"He told you to take the nigh side," shouted one of the boys to me.
"He's all right," said Phaeton. "I'd advise you to hurry home before your breakfast gets cold. We'll run this horse without any more help."
"Run him, will you?" answered the boy derisively. "That's what I'm waiting to see. He'll run so fast the grass'll grow under his feet."
"If there was a hot breakfast an inch ahead of your nose," said another of the boys, addressing Phaeton, "it'd be stone cold before you got to it."
Notwithstanding these sarcastic remarks, our horse was now perceptibly moving. He had begun to walk alone in the middle of the road, and—what at the time seemed to me very fortunate—he was going in the direction of the pasture.

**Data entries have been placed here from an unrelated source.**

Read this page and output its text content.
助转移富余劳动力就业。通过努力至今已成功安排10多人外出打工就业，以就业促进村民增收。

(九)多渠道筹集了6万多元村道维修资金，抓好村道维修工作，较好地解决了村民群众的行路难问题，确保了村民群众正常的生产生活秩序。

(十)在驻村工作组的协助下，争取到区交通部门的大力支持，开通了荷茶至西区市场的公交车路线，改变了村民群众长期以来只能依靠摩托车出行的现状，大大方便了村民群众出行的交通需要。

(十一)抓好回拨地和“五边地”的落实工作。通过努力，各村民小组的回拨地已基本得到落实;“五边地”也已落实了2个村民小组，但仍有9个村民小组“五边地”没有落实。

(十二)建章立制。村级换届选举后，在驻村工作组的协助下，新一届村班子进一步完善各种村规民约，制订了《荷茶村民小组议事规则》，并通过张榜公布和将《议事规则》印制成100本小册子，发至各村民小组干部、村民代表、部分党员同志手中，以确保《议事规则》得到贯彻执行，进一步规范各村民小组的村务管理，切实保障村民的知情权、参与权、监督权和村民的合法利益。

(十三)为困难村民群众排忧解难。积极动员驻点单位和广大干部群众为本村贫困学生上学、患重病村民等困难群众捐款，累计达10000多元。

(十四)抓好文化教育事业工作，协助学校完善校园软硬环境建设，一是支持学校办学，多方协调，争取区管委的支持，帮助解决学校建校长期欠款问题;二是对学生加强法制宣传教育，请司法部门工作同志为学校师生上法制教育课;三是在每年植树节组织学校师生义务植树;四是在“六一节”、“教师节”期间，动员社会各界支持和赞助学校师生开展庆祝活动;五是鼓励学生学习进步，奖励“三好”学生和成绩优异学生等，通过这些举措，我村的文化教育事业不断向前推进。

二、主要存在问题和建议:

"Can't you make him go faster, Fay?" said Ned.
"Not in this condition," said Phaeton. "You can't expect a horse without a saddle on him to make very good time."
"What difference does that make?" said I.
"You read the book, and you'll see," said Phaeton, in that tone of superior information which is common to people who have but just learned what they are talking about, and not learned it very well. "All the directions in the book are for horses with saddles on them. There isn't one place where it tells about a horse with just a blanket strapped over his back. If Uncle Jacob had let me take the saddle, and if I had a good pair of wheel-spurs, and a riding-whip, and a gag-bit in his mouth, you wouldn't see me here. By this time I should be just a little cloud of dust, away up there beyond the brewery. This animal shows marks of speed, and I'll bet you, if he was properly handled, he'd trot way down in the thirties."
So much good horse-talk, right out of a standard book, rather awed me. But I ventured to suggest that I could cut him a switch from the hedge, which Dobbin could certainly be made to feel, though it might not be so elegant as a riding-whip.